Oregon’s commercial crabbers fear that hungry otters would turn to Dungeness crab. Tim Novotny, spokesperson for the Oregon Dungeness Crab Commission, says crabbers would like more data about otter population levels that could impact juvenile Dungeness crabs and, by extension, “an industry that brings in hundreds of millions of dollars to the state economy.” Both Novotny and otter reintroduction advocacy nonprofits like the Elakha Alliance agree that the Marine Mammal Protection Act needs to be amended prior to sea otter reintroduction to allow for population control, if needed; California sea otter are currently considered threatened species under the Endangered Species Act.
“If you don't put it on the books ahead of time, nobody's going to want to go in and start trying to thin the herd of cute sea otters,” says Novotny. “It's not going to be a winnable thing after the fact.”

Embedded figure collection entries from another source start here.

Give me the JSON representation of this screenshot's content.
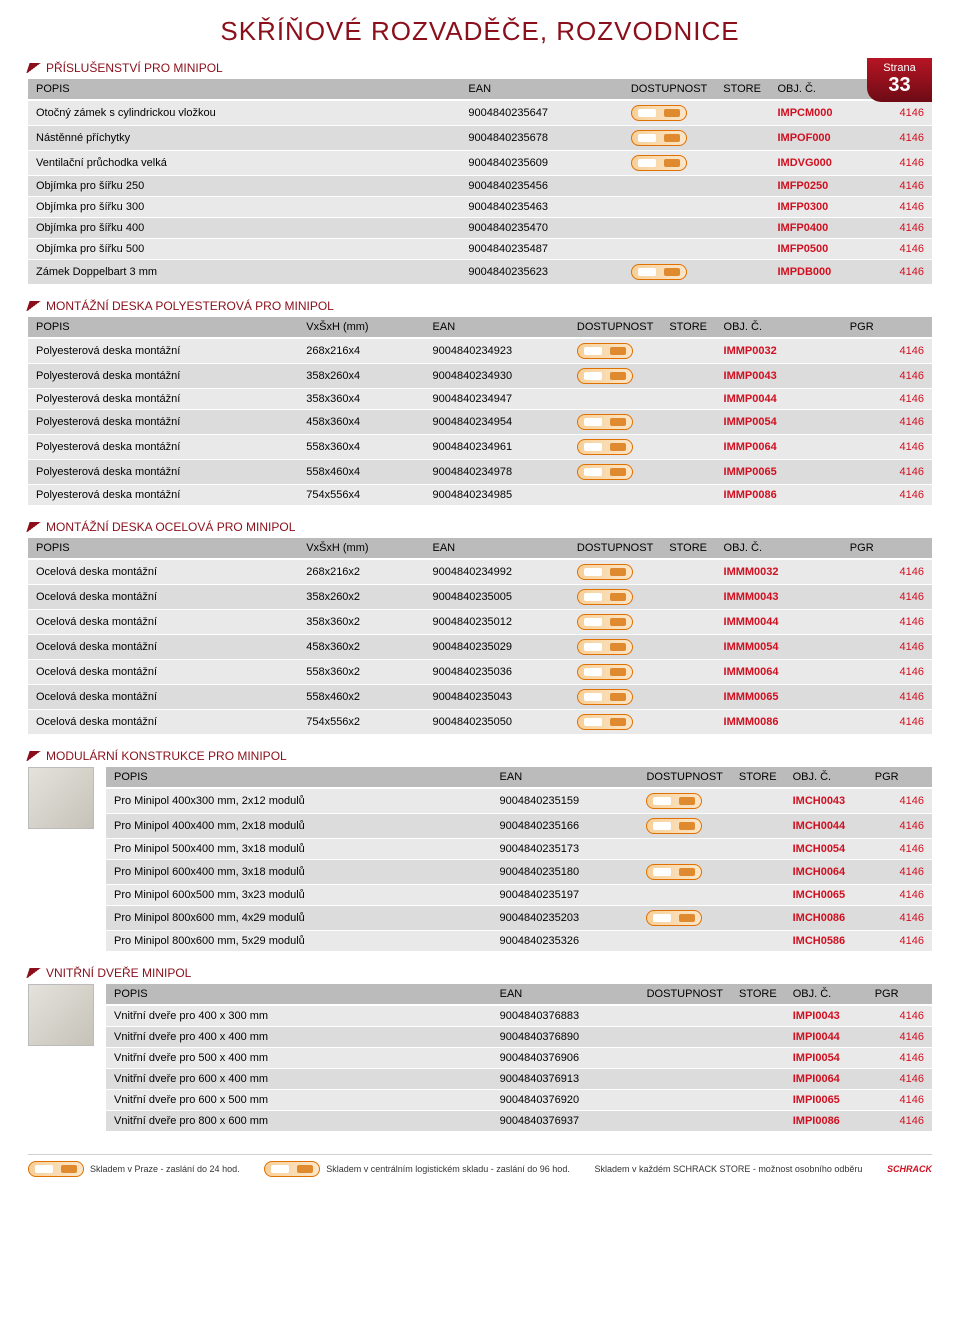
{
  "page": {
    "title": "SKŘÍŇOVÉ ROZVADĚČE, ROZVODNICE",
    "strana_label": "Strana",
    "strana_number": "33"
  },
  "sections": [
    {
      "heading": "PŘÍSLUŠENSTVÍ PRO MINIPOL",
      "hasThumb": false,
      "columns": [
        "POPIS",
        "EAN",
        "DOSTUPNOST",
        "STORE",
        "OBJ. Č.",
        "PGR"
      ],
      "widths": [
        "48%",
        "18%",
        "10%",
        "6%",
        "10%",
        "8%"
      ],
      "rows": [
        [
          "Otočný zámek s cylindrickou vložkou",
          "9004840235647",
          "pill",
          "",
          "IMPCM000",
          "4146"
        ],
        [
          "Nástěnné příchytky",
          "9004840235678",
          "pill",
          "",
          "IMPOF000",
          "4146"
        ],
        [
          "Ventilační průchodka velká",
          "9004840235609",
          "pill",
          "",
          "IMDVG000",
          "4146"
        ],
        [
          "Objímka pro šířku 250",
          "9004840235456",
          "",
          "",
          "IMFP0250",
          "4146"
        ],
        [
          "Objímka pro šířku 300",
          "9004840235463",
          "",
          "",
          "IMFP0300",
          "4146"
        ],
        [
          "Objímka pro šířku 400",
          "9004840235470",
          "",
          "",
          "IMFP0400",
          "4146"
        ],
        [
          "Objímka pro šířku 500",
          "9004840235487",
          "",
          "",
          "IMFP0500",
          "4146"
        ],
        [
          "Zámek Doppelbart 3 mm",
          "9004840235623",
          "pill",
          "",
          "IMPDB000",
          "4146"
        ]
      ]
    },
    {
      "heading": "MONTÁŽNÍ DESKA POLYESTEROVÁ PRO MINIPOL",
      "hasThumb": false,
      "columns": [
        "POPIS",
        "VxŠxH (mm)",
        "EAN",
        "DOSTUPNOST",
        "STORE",
        "OBJ. Č.",
        "PGR"
      ],
      "widths": [
        "30%",
        "14%",
        "16%",
        "10%",
        "6%",
        "14%",
        "10%"
      ],
      "rows": [
        [
          "Polyesterová deska montážní",
          "268x216x4",
          "9004840234923",
          "pill",
          "",
          "IMMP0032",
          "4146"
        ],
        [
          "Polyesterová deska montážní",
          "358x260x4",
          "9004840234930",
          "pill",
          "",
          "IMMP0043",
          "4146"
        ],
        [
          "Polyesterová deska montážní",
          "358x360x4",
          "9004840234947",
          "",
          "",
          "IMMP0044",
          "4146"
        ],
        [
          "Polyesterová deska montážní",
          "458x360x4",
          "9004840234954",
          "pill",
          "",
          "IMMP0054",
          "4146"
        ],
        [
          "Polyesterová deska montážní",
          "558x360x4",
          "9004840234961",
          "pill",
          "",
          "IMMP0064",
          "4146"
        ],
        [
          "Polyesterová deska montážní",
          "558x460x4",
          "9004840234978",
          "pill",
          "",
          "IMMP0065",
          "4146"
        ],
        [
          "Polyesterová deska montážní",
          "754x556x4",
          "9004840234985",
          "",
          "",
          "IMMP0086",
          "4146"
        ]
      ]
    },
    {
      "heading": "MONTÁŽNÍ DESKA OCELOVÁ PRO MINIPOL",
      "hasThumb": false,
      "columns": [
        "POPIS",
        "VxŠxH (mm)",
        "EAN",
        "DOSTUPNOST",
        "STORE",
        "OBJ. Č.",
        "PGR"
      ],
      "widths": [
        "30%",
        "14%",
        "16%",
        "10%",
        "6%",
        "14%",
        "10%"
      ],
      "rows": [
        [
          "Ocelová deska montážní",
          "268x216x2",
          "9004840234992",
          "pill",
          "",
          "IMMM0032",
          "4146"
        ],
        [
          "Ocelová deska montážní",
          "358x260x2",
          "9004840235005",
          "pill",
          "",
          "IMMM0043",
          "4146"
        ],
        [
          "Ocelová deska montážní",
          "358x360x2",
          "9004840235012",
          "pill",
          "",
          "IMMM0044",
          "4146"
        ],
        [
          "Ocelová deska montážní",
          "458x360x2",
          "9004840235029",
          "pill",
          "",
          "IMMM0054",
          "4146"
        ],
        [
          "Ocelová deska montážní",
          "558x360x2",
          "9004840235036",
          "pill",
          "",
          "IMMM0064",
          "4146"
        ],
        [
          "Ocelová deska montážní",
          "558x460x2",
          "9004840235043",
          "pill",
          "",
          "IMMM0065",
          "4146"
        ],
        [
          "Ocelová deska montážní",
          "754x556x2",
          "9004840235050",
          "pill",
          "",
          "IMMM0086",
          "4146"
        ]
      ]
    },
    {
      "heading": "MODULÁRNÍ KONSTRUKCE PRO MINIPOL",
      "hasThumb": true,
      "columns": [
        "POPIS",
        "EAN",
        "DOSTUPNOST",
        "STORE",
        "OBJ. Č.",
        "PGR"
      ],
      "widths": [
        "48%",
        "18%",
        "10%",
        "6%",
        "10%",
        "8%"
      ],
      "rows": [
        [
          "Pro Minipol 400x300 mm, 2x12 modulů",
          "9004840235159",
          "pill",
          "",
          "IMCH0043",
          "4146"
        ],
        [
          "Pro Minipol 400x400 mm, 2x18 modulů",
          "9004840235166",
          "pill",
          "",
          "IMCH0044",
          "4146"
        ],
        [
          "Pro Minipol 500x400 mm, 3x18 modulů",
          "9004840235173",
          "",
          "",
          "IMCH0054",
          "4146"
        ],
        [
          "Pro Minipol 600x400 mm, 3x18 modulů",
          "9004840235180",
          "pill",
          "",
          "IMCH0064",
          "4146"
        ],
        [
          "Pro Minipol 600x500 mm, 3x23 modulů",
          "9004840235197",
          "",
          "",
          "IMCH0065",
          "4146"
        ],
        [
          "Pro Minipol 800x600 mm, 4x29 modulů",
          "9004840235203",
          "pill",
          "",
          "IMCH0086",
          "4146"
        ],
        [
          "Pro Minipol 800x600 mm, 5x29 modulů",
          "9004840235326",
          "",
          "",
          "IMCH0586",
          "4146"
        ]
      ]
    },
    {
      "heading": "VNITŘNÍ DVEŘE MINIPOL",
      "hasThumb": true,
      "columns": [
        "POPIS",
        "EAN",
        "DOSTUPNOST",
        "STORE",
        "OBJ. Č.",
        "PGR"
      ],
      "widths": [
        "48%",
        "18%",
        "10%",
        "6%",
        "10%",
        "8%"
      ],
      "rows": [
        [
          "Vnitřní dveře pro 400 x 300 mm",
          "9004840376883",
          "",
          "",
          "IMPI0043",
          "4146"
        ],
        [
          "Vnitřní dveře pro 400 x 400 mm",
          "9004840376890",
          "",
          "",
          "IMPI0044",
          "4146"
        ],
        [
          "Vnitřní dveře pro 500 x 400 mm",
          "9004840376906",
          "",
          "",
          "IMPI0054",
          "4146"
        ],
        [
          "Vnitřní dveře pro 600 x 400 mm",
          "9004840376913",
          "",
          "",
          "IMPI0064",
          "4146"
        ],
        [
          "Vnitřní dveře pro 600 x 500 mm",
          "9004840376920",
          "",
          "",
          "IMPI0065",
          "4146"
        ],
        [
          "Vnitřní dveře pro 800 x 600 mm",
          "9004840376937",
          "",
          "",
          "IMPI0086",
          "4146"
        ]
      ]
    }
  ],
  "footer": {
    "left": "Skladem v Praze - zaslání do 24 hod.",
    "mid": "Skladem v centrálním logistickém skladu - zaslání do 96 hod.",
    "right": "Skladem v každém SCHRACK STORE - možnost osobního odběru",
    "logo": "SCHRACK"
  }
}
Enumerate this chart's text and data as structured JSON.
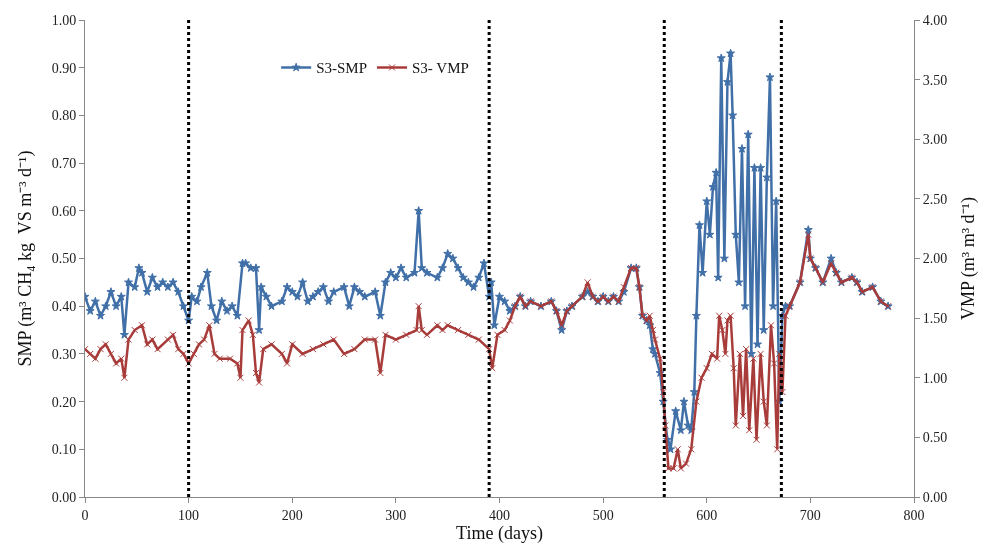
{
  "chart_data": {
    "type": "line",
    "xlabel": "Time (days)",
    "ylabel": "SMP (m³ CH₄ kg  VS m⁻³ d⁻¹)",
    "y2label": "VMP (m³ m³ d⁻¹)",
    "xlim": [
      0,
      800
    ],
    "xticks": [
      0,
      100,
      200,
      300,
      400,
      500,
      600,
      700,
      800
    ],
    "ylim": [
      0,
      1
    ],
    "yticks": [
      {
        "value": 0,
        "label": "0.00"
      },
      {
        "value": 0.1,
        "label": "0.10"
      },
      {
        "value": 0.2,
        "label": "0.20"
      },
      {
        "value": 0.3,
        "label": "0.30"
      },
      {
        "value": 0.4,
        "label": "0.40"
      },
      {
        "value": 0.5,
        "label": "0.50"
      },
      {
        "value": 0.6,
        "label": "0.60"
      },
      {
        "value": 0.7,
        "label": "0.70"
      },
      {
        "value": 0.8,
        "label": "0.80"
      },
      {
        "value": 0.9,
        "label": "0.90"
      },
      {
        "value": 1,
        "label": "1.00"
      }
    ],
    "y2lim": [
      0,
      4
    ],
    "y2ticks": [
      {
        "value": 0,
        "label": "0.00"
      },
      {
        "value": 0.5,
        "label": "0.50"
      },
      {
        "value": 1,
        "label": "1.00"
      },
      {
        "value": 1.5,
        "label": "1.50"
      },
      {
        "value": 2,
        "label": "2.00"
      },
      {
        "value": 2.5,
        "label": "2.50"
      },
      {
        "value": 3,
        "label": "3.00"
      },
      {
        "value": 3.5,
        "label": "3.50"
      },
      {
        "value": 4,
        "label": "4.00"
      }
    ],
    "legend": "top",
    "line_style": "solid",
    "ref_lines": [
      {
        "axis": "x",
        "value": 100,
        "color": "#000000",
        "line_style": "dotted"
      },
      {
        "axis": "x",
        "value": 390,
        "color": "#000000",
        "line_style": "dotted"
      },
      {
        "axis": "x",
        "value": 559,
        "color": "#000000",
        "line_style": "dotted"
      },
      {
        "axis": "x",
        "value": 672,
        "color": "#000000",
        "line_style": "dotted"
      }
    ],
    "series": [
      {
        "name": "S3-SMP",
        "color": "#4170a8",
        "marker": "star",
        "x": [
          0,
          5,
          10,
          15,
          20,
          25,
          30,
          35,
          38,
          42,
          48,
          52,
          55,
          60,
          65,
          70,
          75,
          80,
          85,
          90,
          95,
          100,
          103,
          108,
          112,
          118,
          122,
          127,
          132,
          137,
          142,
          147,
          152,
          155,
          160,
          165,
          168,
          170,
          175,
          180,
          190,
          195,
          200,
          205,
          210,
          215,
          220,
          225,
          230,
          235,
          240,
          250,
          255,
          260,
          265,
          270,
          280,
          285,
          290,
          295,
          300,
          305,
          310,
          318,
          322,
          325,
          330,
          340,
          345,
          350,
          355,
          360,
          365,
          370,
          375,
          380,
          385,
          390,
          392,
          395,
          400,
          405,
          410,
          415,
          420,
          425,
          430,
          440,
          450,
          455,
          460,
          465,
          470,
          480,
          485,
          490,
          495,
          500,
          505,
          510,
          515,
          520,
          527,
          532,
          535,
          538,
          542,
          545,
          548,
          550,
          555,
          558,
          562,
          565,
          570,
          575,
          578,
          582,
          585,
          588,
          590,
          593,
          596,
          600,
          603,
          606,
          609,
          611,
          614,
          617,
          620,
          623,
          625,
          628,
          631,
          634,
          637,
          640,
          643,
          646,
          649,
          652,
          655,
          658,
          661,
          664,
          667,
          670,
          673,
          676,
          680,
          690,
          698,
          700,
          705,
          712,
          720,
          725,
          730,
          740,
          745,
          750,
          760,
          768,
          775
        ],
        "values": [
          0.42,
          0.39,
          0.41,
          0.38,
          0.4,
          0.43,
          0.4,
          0.42,
          0.34,
          0.45,
          0.44,
          0.48,
          0.47,
          0.43,
          0.46,
          0.44,
          0.45,
          0.44,
          0.45,
          0.43,
          0.4,
          0.37,
          0.42,
          0.41,
          0.44,
          0.47,
          0.4,
          0.37,
          0.41,
          0.39,
          0.4,
          0.38,
          0.49,
          0.49,
          0.48,
          0.48,
          0.35,
          0.44,
          0.42,
          0.4,
          0.41,
          0.44,
          0.43,
          0.42,
          0.45,
          0.41,
          0.42,
          0.43,
          0.44,
          0.41,
          0.43,
          0.44,
          0.4,
          0.44,
          0.43,
          0.42,
          0.43,
          0.38,
          0.45,
          0.47,
          0.46,
          0.48,
          0.46,
          0.47,
          0.6,
          0.48,
          0.47,
          0.46,
          0.48,
          0.51,
          0.5,
          0.48,
          0.46,
          0.45,
          0.44,
          0.46,
          0.49,
          0.42,
          0.45,
          0.36,
          0.42,
          0.41,
          0.39,
          0.4,
          0.42,
          0.4,
          0.41,
          0.4,
          0.41,
          0.39,
          0.35,
          0.39,
          0.4,
          0.42,
          0.43,
          0.42,
          0.41,
          0.42,
          0.41,
          0.42,
          0.41,
          0.43,
          0.48,
          0.48,
          0.44,
          0.38,
          0.37,
          0.36,
          0.31,
          0.3,
          0.26,
          0.2,
          0.12,
          0.1,
          0.18,
          0.14,
          0.2,
          0.15,
          0.14,
          0.22,
          0.38,
          0.57,
          0.47,
          0.62,
          0.55,
          0.65,
          0.68,
          0.46,
          0.92,
          0.5,
          0.87,
          0.93,
          0.8,
          0.55,
          0.45,
          0.73,
          0.4,
          0.76,
          0.3,
          0.69,
          0.32,
          0.69,
          0.35,
          0.67,
          0.88,
          0.4,
          0.62,
          0.2,
          0.38,
          0.4,
          0.4,
          0.45,
          0.56,
          0.5,
          0.48,
          0.45,
          0.5,
          0.47,
          0.45,
          0.46,
          0.45,
          0.43,
          0.44,
          0.41,
          0.4
        ]
      },
      {
        "name": "S3- VMP",
        "color": "#a83c3a",
        "marker": "cross",
        "axis": "y2",
        "x": [
          0,
          5,
          10,
          15,
          20,
          25,
          30,
          35,
          38,
          42,
          48,
          55,
          60,
          65,
          70,
          80,
          85,
          90,
          95,
          100,
          105,
          110,
          115,
          120,
          125,
          130,
          140,
          147,
          150,
          152,
          158,
          162,
          165,
          168,
          172,
          180,
          190,
          195,
          200,
          210,
          220,
          230,
          240,
          250,
          260,
          270,
          280,
          285,
          290,
          300,
          310,
          320,
          322,
          325,
          330,
          340,
          345,
          350,
          360,
          370,
          380,
          390,
          393,
          398,
          405,
          410,
          415,
          420,
          425,
          430,
          440,
          450,
          455,
          460,
          465,
          470,
          480,
          485,
          490,
          495,
          500,
          505,
          510,
          515,
          520,
          527,
          532,
          535,
          538,
          542,
          545,
          548,
          550,
          555,
          558,
          560,
          563,
          568,
          572,
          575,
          580,
          585,
          590,
          595,
          600,
          605,
          610,
          612,
          615,
          618,
          620,
          623,
          626,
          628,
          632,
          635,
          638,
          641,
          645,
          648,
          652,
          655,
          658,
          662,
          665,
          668,
          670,
          673,
          676,
          680,
          690,
          698,
          700,
          705,
          712,
          720,
          725,
          730,
          740,
          745,
          750,
          760,
          768,
          775
        ],
        "values": [
          1.24,
          1.2,
          1.16,
          1.24,
          1.28,
          1.2,
          1.12,
          1.16,
          1.0,
          1.32,
          1.4,
          1.44,
          1.28,
          1.32,
          1.24,
          1.32,
          1.36,
          1.24,
          1.2,
          1.12,
          1.2,
          1.28,
          1.32,
          1.44,
          1.2,
          1.16,
          1.16,
          1.12,
          1.0,
          1.4,
          1.48,
          1.36,
          1.04,
          0.96,
          1.24,
          1.28,
          1.2,
          1.12,
          1.28,
          1.2,
          1.24,
          1.28,
          1.32,
          1.2,
          1.24,
          1.32,
          1.32,
          1.04,
          1.36,
          1.32,
          1.36,
          1.4,
          1.6,
          1.4,
          1.36,
          1.44,
          1.4,
          1.44,
          1.4,
          1.36,
          1.32,
          1.24,
          1.08,
          1.36,
          1.4,
          1.48,
          1.6,
          1.68,
          1.6,
          1.64,
          1.6,
          1.64,
          1.56,
          1.44,
          1.56,
          1.6,
          1.68,
          1.8,
          1.68,
          1.64,
          1.68,
          1.64,
          1.68,
          1.64,
          1.76,
          1.92,
          1.92,
          1.76,
          1.52,
          1.48,
          1.52,
          1.4,
          1.32,
          1.16,
          0.88,
          0.6,
          0.24,
          0.24,
          0.4,
          0.24,
          0.28,
          0.4,
          0.8,
          1.0,
          1.08,
          1.2,
          1.16,
          1.52,
          1.4,
          1.2,
          1.48,
          1.52,
          1.08,
          0.6,
          1.2,
          0.68,
          1.24,
          0.56,
          1.16,
          0.48,
          1.2,
          0.8,
          0.6,
          1.44,
          1.12,
          0.4,
          1.2,
          0.88,
          1.52,
          1.6,
          1.8,
          2.2,
          2.0,
          1.92,
          1.8,
          1.96,
          1.88,
          1.8,
          1.84,
          1.8,
          1.72,
          1.76,
          1.64,
          1.6
        ]
      }
    ]
  }
}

Scientists like Kone point out that Oregon is a long way from sustaining 4,500 otter. “The reality is that if reintroduction is going to happen, it's going to take that population some time—probably a lot of time—in order to hit that maximum abundance that I predicted in my study,” he says.
Meanwhile, as another otter reintroduction nears, community members like Peter Hatch are cautiously hopeful: “I think we've gotten to a place where I think we will see it in my lifetime.”